Hello, dear friend, you can consult us at any time if you have any questions, add WeChat: daixieit

PSTAT 105: Assignment 3

2022

All four of these questions require R to draw plots and do the calculations.  Please include the R and your answers to the questions together in your report.

1. The Probability Department decrees that all courses are to be graded in such a way that the grades (as percentages) follow a beta distribution with α = 6 and β = 2. In Prof. Smirnov’s course, he gives the following grades

40%    71.7%    81.7%    83.3%    93.3%    97.5%

(a) Draw a plot comparing the CDF of the beta distribution to the Empirical CDF of this data.

(b) Draw a plot of the function Gn (t) = ^n (Fn (t) − t) where Fn  is the empirical CDF of the data

(c) Use the ks .test function to test the null hypothesis that the data is from a beta(6 , 2) distribution and calculate an exact P-value.

(d) What do you conclude?

(e) Why would it be difficult to apply a χ2  test to this data?

2. I am interested in testing whether major earthquakes are more likely during certain times of the day. The USGS NEIC database provides a file EarthquakeData .htm which contains information about nearly all earthquakes of more than 6.0 on the Richter scale for dates from 2001 to 2012. You will need to do some data coding and interpretation to read in the times properly.  I urge you to be careful in inputting the data.

(a) Plot a histogram of the times with bars 15 minutes wide.

(b) Use a χ2   test to determine if the hour of the day that the earthquakes originate is equally

distributed among the 24 hours.

(c) Write some R code which will calculate the Kolmogorov–Smirnov statistics Dn(+)  and Dn(−) for testing that the times are uniformly distributed throughout the day. Find D .

(d) Calculate an approximate P–value for this hypothesis test using the Brownian Bridge approxi- mation we discussed in lecture.

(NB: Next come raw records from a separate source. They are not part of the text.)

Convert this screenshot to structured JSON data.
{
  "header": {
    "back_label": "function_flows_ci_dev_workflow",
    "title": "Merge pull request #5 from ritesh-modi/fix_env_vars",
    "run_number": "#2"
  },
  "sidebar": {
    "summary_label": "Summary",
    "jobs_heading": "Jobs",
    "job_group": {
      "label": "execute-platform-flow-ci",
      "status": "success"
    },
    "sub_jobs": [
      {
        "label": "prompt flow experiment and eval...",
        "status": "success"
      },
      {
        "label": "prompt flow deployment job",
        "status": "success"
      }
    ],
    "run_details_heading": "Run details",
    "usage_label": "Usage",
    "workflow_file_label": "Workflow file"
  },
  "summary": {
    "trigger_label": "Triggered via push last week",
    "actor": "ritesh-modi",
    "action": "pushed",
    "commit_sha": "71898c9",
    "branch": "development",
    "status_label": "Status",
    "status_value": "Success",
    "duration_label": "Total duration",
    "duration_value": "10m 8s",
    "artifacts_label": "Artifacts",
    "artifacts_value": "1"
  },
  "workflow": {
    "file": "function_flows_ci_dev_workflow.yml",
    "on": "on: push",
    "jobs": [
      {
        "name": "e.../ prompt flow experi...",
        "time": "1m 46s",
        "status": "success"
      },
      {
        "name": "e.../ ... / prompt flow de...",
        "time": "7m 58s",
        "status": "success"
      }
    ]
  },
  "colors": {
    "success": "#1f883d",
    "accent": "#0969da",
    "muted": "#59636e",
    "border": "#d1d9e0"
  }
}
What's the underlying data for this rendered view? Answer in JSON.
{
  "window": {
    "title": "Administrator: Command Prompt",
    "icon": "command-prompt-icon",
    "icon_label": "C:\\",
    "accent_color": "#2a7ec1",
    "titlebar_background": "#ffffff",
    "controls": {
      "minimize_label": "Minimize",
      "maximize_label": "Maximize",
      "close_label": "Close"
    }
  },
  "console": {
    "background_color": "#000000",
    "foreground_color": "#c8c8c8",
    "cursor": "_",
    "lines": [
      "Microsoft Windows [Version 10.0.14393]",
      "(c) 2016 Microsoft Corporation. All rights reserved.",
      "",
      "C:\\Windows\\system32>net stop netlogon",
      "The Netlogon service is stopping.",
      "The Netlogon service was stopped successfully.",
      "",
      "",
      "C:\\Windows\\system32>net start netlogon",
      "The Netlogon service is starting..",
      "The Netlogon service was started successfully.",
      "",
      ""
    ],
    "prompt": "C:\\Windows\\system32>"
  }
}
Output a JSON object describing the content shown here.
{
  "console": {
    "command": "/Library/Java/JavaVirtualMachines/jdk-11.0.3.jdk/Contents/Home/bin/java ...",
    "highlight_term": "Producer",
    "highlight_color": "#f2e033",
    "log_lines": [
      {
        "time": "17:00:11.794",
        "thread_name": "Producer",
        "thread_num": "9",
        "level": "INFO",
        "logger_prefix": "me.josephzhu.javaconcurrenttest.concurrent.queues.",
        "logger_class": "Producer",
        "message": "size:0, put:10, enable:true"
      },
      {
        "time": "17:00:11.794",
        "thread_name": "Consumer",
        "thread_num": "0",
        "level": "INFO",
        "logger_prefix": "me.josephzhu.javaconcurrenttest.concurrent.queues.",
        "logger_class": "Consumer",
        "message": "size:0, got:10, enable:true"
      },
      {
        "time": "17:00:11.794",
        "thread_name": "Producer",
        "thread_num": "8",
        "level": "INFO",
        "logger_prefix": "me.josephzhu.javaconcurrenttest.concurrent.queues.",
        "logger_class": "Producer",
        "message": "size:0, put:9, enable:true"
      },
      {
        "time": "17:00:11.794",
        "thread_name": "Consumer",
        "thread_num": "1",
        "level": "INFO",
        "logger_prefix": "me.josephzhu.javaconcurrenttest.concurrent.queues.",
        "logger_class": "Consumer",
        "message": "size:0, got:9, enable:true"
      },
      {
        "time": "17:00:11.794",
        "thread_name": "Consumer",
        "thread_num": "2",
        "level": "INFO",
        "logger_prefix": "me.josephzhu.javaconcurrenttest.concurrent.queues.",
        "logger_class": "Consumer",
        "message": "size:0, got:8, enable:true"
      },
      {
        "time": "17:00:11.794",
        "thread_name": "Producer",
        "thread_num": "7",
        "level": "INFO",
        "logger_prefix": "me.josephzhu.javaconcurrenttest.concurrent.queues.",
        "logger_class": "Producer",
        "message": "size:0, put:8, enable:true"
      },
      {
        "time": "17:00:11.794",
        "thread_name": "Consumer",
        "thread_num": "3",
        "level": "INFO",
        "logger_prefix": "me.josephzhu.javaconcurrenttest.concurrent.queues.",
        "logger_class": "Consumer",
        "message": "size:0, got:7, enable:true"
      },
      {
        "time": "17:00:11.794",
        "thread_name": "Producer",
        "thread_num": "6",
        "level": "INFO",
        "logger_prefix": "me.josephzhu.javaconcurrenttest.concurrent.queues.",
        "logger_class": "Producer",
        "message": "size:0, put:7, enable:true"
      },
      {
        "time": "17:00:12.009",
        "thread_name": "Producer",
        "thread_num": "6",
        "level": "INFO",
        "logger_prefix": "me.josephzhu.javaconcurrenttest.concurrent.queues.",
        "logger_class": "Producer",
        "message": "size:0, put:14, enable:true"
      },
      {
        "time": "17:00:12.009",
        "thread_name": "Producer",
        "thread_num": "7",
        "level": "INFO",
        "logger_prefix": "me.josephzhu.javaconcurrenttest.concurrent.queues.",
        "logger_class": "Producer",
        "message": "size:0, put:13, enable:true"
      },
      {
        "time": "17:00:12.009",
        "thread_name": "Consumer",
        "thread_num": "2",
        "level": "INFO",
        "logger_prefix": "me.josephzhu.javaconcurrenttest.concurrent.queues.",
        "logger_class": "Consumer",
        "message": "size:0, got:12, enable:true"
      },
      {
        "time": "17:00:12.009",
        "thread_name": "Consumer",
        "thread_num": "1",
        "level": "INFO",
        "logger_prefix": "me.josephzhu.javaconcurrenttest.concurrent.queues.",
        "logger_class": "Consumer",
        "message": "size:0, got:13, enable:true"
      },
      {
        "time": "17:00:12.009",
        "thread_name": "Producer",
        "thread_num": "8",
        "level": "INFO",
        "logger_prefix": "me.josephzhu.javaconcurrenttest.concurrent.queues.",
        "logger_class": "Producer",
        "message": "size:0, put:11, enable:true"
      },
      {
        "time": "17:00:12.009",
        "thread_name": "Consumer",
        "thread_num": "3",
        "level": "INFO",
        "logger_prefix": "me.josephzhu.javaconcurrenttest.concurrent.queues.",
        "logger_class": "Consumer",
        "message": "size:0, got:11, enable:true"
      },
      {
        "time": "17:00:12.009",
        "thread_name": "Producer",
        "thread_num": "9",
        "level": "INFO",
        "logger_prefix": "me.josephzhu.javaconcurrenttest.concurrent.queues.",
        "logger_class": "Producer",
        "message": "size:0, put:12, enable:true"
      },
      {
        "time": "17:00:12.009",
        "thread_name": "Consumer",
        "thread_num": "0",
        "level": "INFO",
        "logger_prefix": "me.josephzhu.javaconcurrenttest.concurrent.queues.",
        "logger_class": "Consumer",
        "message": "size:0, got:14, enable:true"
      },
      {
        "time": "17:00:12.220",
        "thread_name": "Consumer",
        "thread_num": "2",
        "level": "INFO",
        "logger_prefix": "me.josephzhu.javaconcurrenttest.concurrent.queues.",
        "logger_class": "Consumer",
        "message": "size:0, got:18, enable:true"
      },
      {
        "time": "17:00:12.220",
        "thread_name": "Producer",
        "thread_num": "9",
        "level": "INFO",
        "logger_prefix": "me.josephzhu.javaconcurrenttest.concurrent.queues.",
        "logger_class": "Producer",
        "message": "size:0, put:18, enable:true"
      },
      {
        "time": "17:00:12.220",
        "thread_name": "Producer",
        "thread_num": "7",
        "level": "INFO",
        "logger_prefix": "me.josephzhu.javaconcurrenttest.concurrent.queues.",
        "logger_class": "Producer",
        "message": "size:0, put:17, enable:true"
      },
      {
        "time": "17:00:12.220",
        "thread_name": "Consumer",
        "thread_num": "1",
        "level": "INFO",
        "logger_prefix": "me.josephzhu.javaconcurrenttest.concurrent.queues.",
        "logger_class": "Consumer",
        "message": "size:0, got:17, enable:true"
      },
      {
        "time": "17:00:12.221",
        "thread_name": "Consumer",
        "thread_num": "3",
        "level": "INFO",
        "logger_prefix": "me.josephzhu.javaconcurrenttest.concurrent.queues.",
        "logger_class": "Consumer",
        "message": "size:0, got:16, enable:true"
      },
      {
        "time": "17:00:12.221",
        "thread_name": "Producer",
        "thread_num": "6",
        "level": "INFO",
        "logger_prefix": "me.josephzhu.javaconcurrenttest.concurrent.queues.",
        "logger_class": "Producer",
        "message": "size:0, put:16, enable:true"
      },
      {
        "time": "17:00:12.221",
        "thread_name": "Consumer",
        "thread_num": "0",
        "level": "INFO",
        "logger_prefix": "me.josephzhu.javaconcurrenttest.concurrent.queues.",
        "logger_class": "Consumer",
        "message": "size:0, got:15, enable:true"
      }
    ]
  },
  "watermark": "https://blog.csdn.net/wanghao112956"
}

3. Grete Heinz and Louis J. Peterson, at San Jose State University and at the U.S. Naval Postgraduate School in Monterey, California, took measurements from 507 subjects. Part of their data set is in the file shoulder .txt which includes the width of each subjects shoulders. We want to test if this data is normally distributed. We will be using the library nortest to perform these tests.

(a) Plot a histogram of the shoulder data using a number of breaks that you think is appropriate.

Draw the density of a normal distribution with the same mean and variance over the histogram for comparison.

(b) Use lillie .test, cvm .test, and ad .test to test whether or not this data is from a normal

distribution. What do you conclude?

(c) I’m concerned that the fact that men and women have different general body sizes may be causing a problem with our test. Re-run the normality tests on just the men and just the women separately. What do you conclude?

(d) I hate to divide a data set into two parts. I really want to perform one test using all of the data. We could calculate the mean for the male subjects and the mean for the female subjects. Then, subtract these means from the data points so that we move the two populations on top of each

other. (This is like taking the residuals from an ANOVA model.)

Try the normality tests on this new set of data. What do you conclude?

(e) Do you think it would be reasonable to assume a normal distribution and perform a two-sample

t-test using this data? Why?

4. Use a Kolmogorov–Smirnov test to test whether the distribution of birthdays in the basketball data from last week is uniformly distributed across the year (you can focus on only the players from after 1955.) Please describe your analysis and conclusion.